As Jay Onrait belted out the Bryan Adams lyric, “those were the best days of my life,” one had to think it was right up there.
Thursday’s live broadcast of SportsCentre from the Estevan Court House was an experience that won’t soon be forgotten by the roughly 2,500 people who showed up.
The party was all part of the Kraft Celebration Tour, a joint project between Kraft Canada and TSN. Estevan was the seventh stop on this year’s tour.
Aside from the one-hour SportsCentre broadcast, which began at 4 p.m., the afternoon included entertainment from local artists and the TSN anchors themselves, along with the presentation of $25,000 to Estevan football.
Officials at TSN’s head office called Estevan the best stop in the three-year history of the tour after viewing the broadcast.
Estevan committee chair Wanda Harron, who had told TSN she was hoping for 1,000 people at the broadcast, said she was “blown away” by what turned out to be the largest crowd ever for a Western Canadian stop.
“I was absolutely shocked. Everybody was well-behaved. There was no jostling for position, nobody elbowing each other,” said Harron, who added that event director Rob Cranston was astonished by how organized the local group was.
The show opened with a brief overview of Estevan, highlighting the city’s Energy City moniker, it being one of the first outposts of the North West Mounted Police and its claim as Canada’s Sunshine Capital.
That was followed by a feature telling the story of Estevan’s football programs and the flooding that devastated them this spring.
Harron and Elecs head coach Marco Ricci were interviewed, as well as deputy fire chief Dale Feser, Elecs quarterback Kolby Fleury and his grandmother Darlene Himmelspeck.
The feature included extensive footage of the flooding at its peak and the toll it took on Dana Quewezance Memorial Field.
“It’s a little overwhelming and a little surreal seeing yourself on the screen like that. I just hope I did a good job representing Estevan football,” Harron said.
“There were lots of tears in the crowd,” added Ricci, “so I’m pretty confident that it hit home and people revisited some of the heartbreak that happened during that time.”
The show also included scenes from Wednesday’s cleanup at the field, O’Toole driving a stock car at Estevan Motor Speedway and Onrait riding a donkey belonging to Bill and Val Paulson.

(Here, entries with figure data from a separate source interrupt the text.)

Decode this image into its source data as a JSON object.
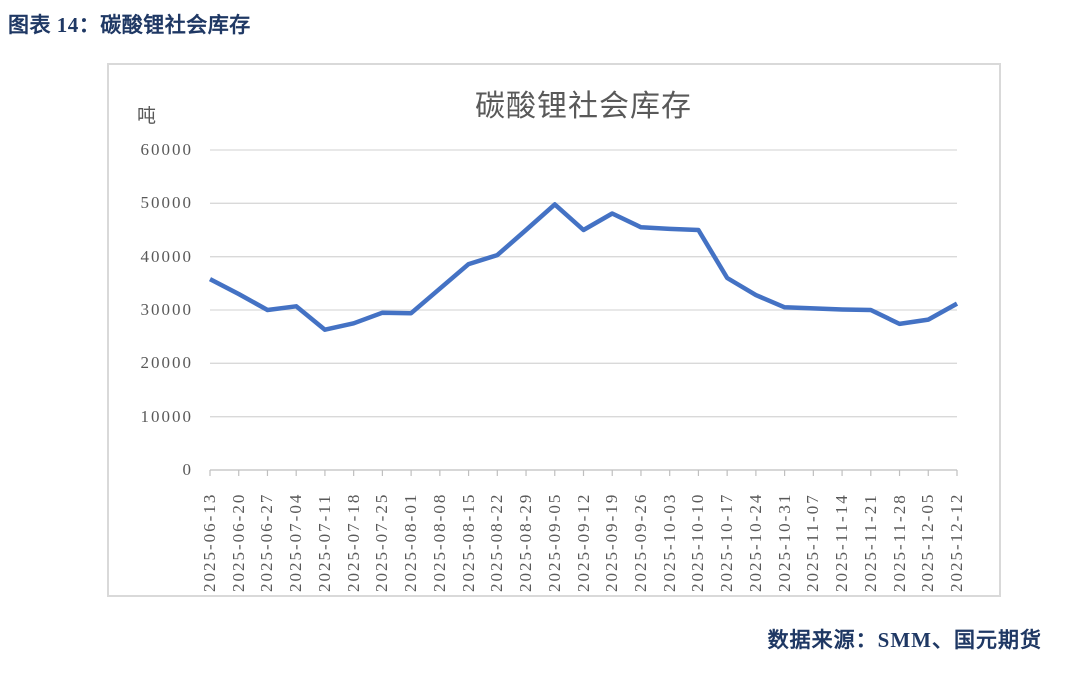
{
  "caption": "图表 14：碳酸锂社会库存",
  "source": "数据来源：SMM、国元期货",
  "colors": {
    "accent_navy": "#1f3864",
    "axis_text": "#595959",
    "gridline": "#d9d9d9",
    "axis_line": "#bfbfbf",
    "series_line": "#4472C4",
    "box_border": "#d9d9d9"
  },
  "chart_data": {
    "type": "line",
    "title": "碳酸锂社会库存",
    "unit": "吨",
    "xlabel": "",
    "ylabel": "吨",
    "ylim": [
      0,
      60000
    ],
    "yticks": [
      0,
      10000,
      20000,
      30000,
      40000,
      50000,
      60000
    ],
    "grid": "horizontal",
    "legend": "none",
    "series_name": "碳酸锂社会库存",
    "categories": [
      "2025-06-13",
      "2025-06-20",
      "2025-06-27",
      "2025-07-04",
      "2025-07-11",
      "2025-07-18",
      "2025-07-25",
      "2025-08-01",
      "2025-08-08",
      "2025-08-15",
      "2025-08-22",
      "2025-08-29",
      "2025-09-05",
      "2025-09-12",
      "2025-09-19",
      "2025-09-26",
      "2025-10-03",
      "2025-10-10",
      "2025-10-17",
      "2025-10-24",
      "2025-10-31",
      "2025-11-07",
      "2025-11-14",
      "2025-11-21",
      "2025-11-28",
      "2025-12-05",
      "2025-12-12"
    ],
    "values": [
      35800,
      33000,
      30000,
      30700,
      26300,
      27500,
      29500,
      29400,
      34000,
      38600,
      40300,
      45000,
      49800,
      45000,
      48100,
      45500,
      45200,
      45000,
      36000,
      32800,
      30500,
      30300,
      30100,
      30000,
      27400,
      28200,
      31200
    ]
  }
}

While the focus is on local successes, there are still scores to read and news to break.
In Armstrong, B.C., Onrait and O’Toole had taped a spectacular helicopter entrance but had to cut it when the Riders fired Greg Marshall and Doug Berry.
“It was kind of devastating, to be honest. I know Rider fans were probably happy about the move,” Onrait said.
“It’s not like we’re just there to hand out Jell-O and Kool-Aid. We’re there to actually put on a sports program too. Sometimes our bosses have to remind us of that,” O’Toole quipped.
But Onrait and O’Toole managed to get the crowd involved in the news aspect of the show too.
During a highlight pack of a game between the Oakland Athletics and New York Yankees, Onrait shouted “Hideki” and got the crowd to respond with “Matsui” each time the A’s designated hitter made a play.
Later on, during highlights of a press conference with Philadelphia Flyers goalie Ilya Bryzgalov, Onrait told the audience to shout “Where’s Bobrovsky?” in reference to the Flyers’ backup netminder.
The broadcast was shown on a giant screen beside the stage so the crowd could see how it looked.
Activities leading up to the show included entertainment from Estevan’s Chris Henderson and Lexie Tytlandsvik and dancing from the White Bear First Nation.
The local committee made its way onto the stage for the cheque presentation and followed that up by dancing with Onrait.
“The thing I’ll always remember is standing up on stage and looking out at the crowd and seeing southeast Saskatchewan coming out to support our celebration,” said committee member Brenda Lyons.
“We wanted people to have a great time and looking out from the stage, it was like a rock concert. It was better than a rock concert.”
Indeed, Onrait and O’Toole spent the better part of an hour rocking out to classic songs to get everyone warmed up for the show.
Ricci called them “probably two of the most amazing men I’ve ever seen” for entertaining the crowd.
“They didn’t need to come in before their show (but) they were wearing their suits and stayed there the whole time making sure people had fun. Their energy level did not at all once waver and it really fed off into the crowd,” Ricci said.